There are also many positive references in the Hadith literature to women’s rights and duties. Once a man came to the Prophet Muhammad (peace be upon him) asking, “Who is most deserving of my care?” He said, “Your mother.” The man asked, “Then who?” He said, “Your mother.” The man asked, “Then who?” He said, “Your mother.” The man asked (the fourth time), “Then who?” He said, “Your father. [Transmitted by Bukhari and Muslim on the authority of Abu Huraira in the chapter “The Pearl and the Coral” (Al-Lu’lu’ wal-Marjan) Hadith number 652)] To be good to her means treating her well, respecting her, humbling oneself in front of her, obeying her without disobeying Allah.

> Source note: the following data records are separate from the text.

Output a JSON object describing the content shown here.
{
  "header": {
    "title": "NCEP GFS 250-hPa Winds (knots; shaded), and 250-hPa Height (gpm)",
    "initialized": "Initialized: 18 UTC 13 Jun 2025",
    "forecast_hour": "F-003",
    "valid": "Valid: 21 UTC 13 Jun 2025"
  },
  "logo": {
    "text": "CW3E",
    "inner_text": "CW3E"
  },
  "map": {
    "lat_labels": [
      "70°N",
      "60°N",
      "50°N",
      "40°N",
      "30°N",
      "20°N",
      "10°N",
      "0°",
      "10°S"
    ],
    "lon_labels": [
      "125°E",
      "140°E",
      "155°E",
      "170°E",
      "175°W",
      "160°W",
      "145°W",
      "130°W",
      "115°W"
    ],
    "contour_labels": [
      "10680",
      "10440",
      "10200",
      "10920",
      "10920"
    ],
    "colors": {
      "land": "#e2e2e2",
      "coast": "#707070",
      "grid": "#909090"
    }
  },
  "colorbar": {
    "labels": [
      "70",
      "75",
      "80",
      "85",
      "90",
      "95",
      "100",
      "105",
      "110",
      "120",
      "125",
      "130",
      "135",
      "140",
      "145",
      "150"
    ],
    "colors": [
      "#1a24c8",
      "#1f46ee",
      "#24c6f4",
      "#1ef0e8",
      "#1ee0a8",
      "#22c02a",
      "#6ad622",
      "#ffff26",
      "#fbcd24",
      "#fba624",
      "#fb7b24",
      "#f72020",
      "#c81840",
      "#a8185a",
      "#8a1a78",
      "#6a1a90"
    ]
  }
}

Some religious laws before Islam neglected the mother’s relatives, making them insignificant. With the advent of Islam, they recommended caring for uncles and aunts, both on the father’s side and the mother’s. A man approached the Prophet Muhammad (peace be upon him) and said, “I committed an offense, could I atone for it?” He asked, “Have you got a mother?” The man said, “No.” He asked, “Have you got a maternal aunt?” The man said, “Yes.” The Prophet (peace be upon him) said, “Be good to her. (Transmitted by Termidhi in chapter “Righteousness and Relations” Hadith number 1905)

There are some Hadith that placed women in a negative light. The Qur’an does not say that Eve was created out of the rib of Adam. However, there are some narrations from the Prophet saying that Eve was created from the rib of Adam. It is reported that he said: “Treat women nicely, for a women is created from a rib, and the most curved portion of the rib is its upper portion; so, if you should try to straighten it, it will break, but if you leave it as it is, it will remain crooked. So treat women nicely.”* The Hadith raise questions about what the Prophet meant by saying this.

This Hadith and some others together with the positive Hadith supporting women’s rights keep alive the debate over the role of woman in modern Muslim society. However, I stress education for both male and female. Higher literacy rates will eventually lead to better lives, a healthier environment and sound interpretation of Qur’an and Hadith resulting in overall human prosperity.

Note: Translation of the Qur’anic verses and many of the Hadith translation with references were taken from Islamicity.com; some translations of and references to the Hadith were taken from ahadith.co.uk.